Facebook: three priorities for the next decade

  • ECO News
  • 8 November 2016

Mike Schroepfer, Facebook’s CTO, has started off the first day of the Web Summit and mentioned the three priorities the company has for the upcoming ten years.

Mike Schroepfer, Facebook’s CTO, has come to Lisbon to talk about the future: “Are you ready? Let’s do this”, was the challenge he made in the main stage of the Web Summit. The Facebook chief technology officer has shared the ten-year goals for one of the most powerful companies in the world. “These are the major problems we are trying to solve for the future”, he emphasized.

This is the future: the possibility to connect with people we care about even if they are away. That is why I am so excited about the future.

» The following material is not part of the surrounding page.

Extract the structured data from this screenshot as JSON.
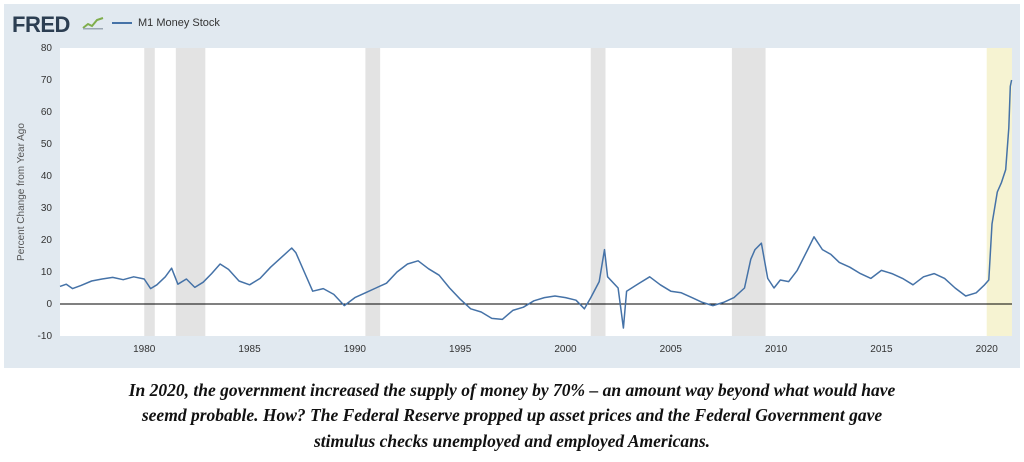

Mike Schroepfer, Facebook’s CTO
  1. Connect people who have no internet. “There are around 1.4 bilion people around the world who do not have access to the internet and what we want is for them to be able to join this conversation”, Schroepfer said. With internet access, Facebook’s CTO believes that anyone can be a HD video broadcaster. “Connections happen so quickly among people from all around the world. We must give a voice to people who don’t have a place in everyone else’s conversations”, he assures. Open compute project or Telecom infra project are some of the examples that depict this process.
  2. Artificial intelligence. Over the last couple of years, Facebook has been working on projects connected to artificial intelligence. Every day, the world shares two million pictures via Facebook; Mike says that amount reveals a “revolution in computing and computers, which now even allows for someone who cannot see to be able to share as well and communicate through Facebook, thanks to the power of artificial intelligence”.
  3. Virtual reality. In just 30 seconds, we are present and then we are not. “This feeling of being present” is the main characteristic of virtual reality, another field Facebook will be developing within the next decade. “We are suddenly on the top of a building about to collapse, or in a family home in a distant country”, he explains. But the challenge here is different: “How can we bring virtual reality into the world? How can we make this technology cheaper and more available for everyone?”, Schroepfer wonders. To that end, Facebook has been developing projects such as Oculus rift, gearVR and Standalone. “With this kind of technology we believe we can bring virtual reality to the masses”, he explained to his audience of 9,000 people, according to the Web Summit organizers.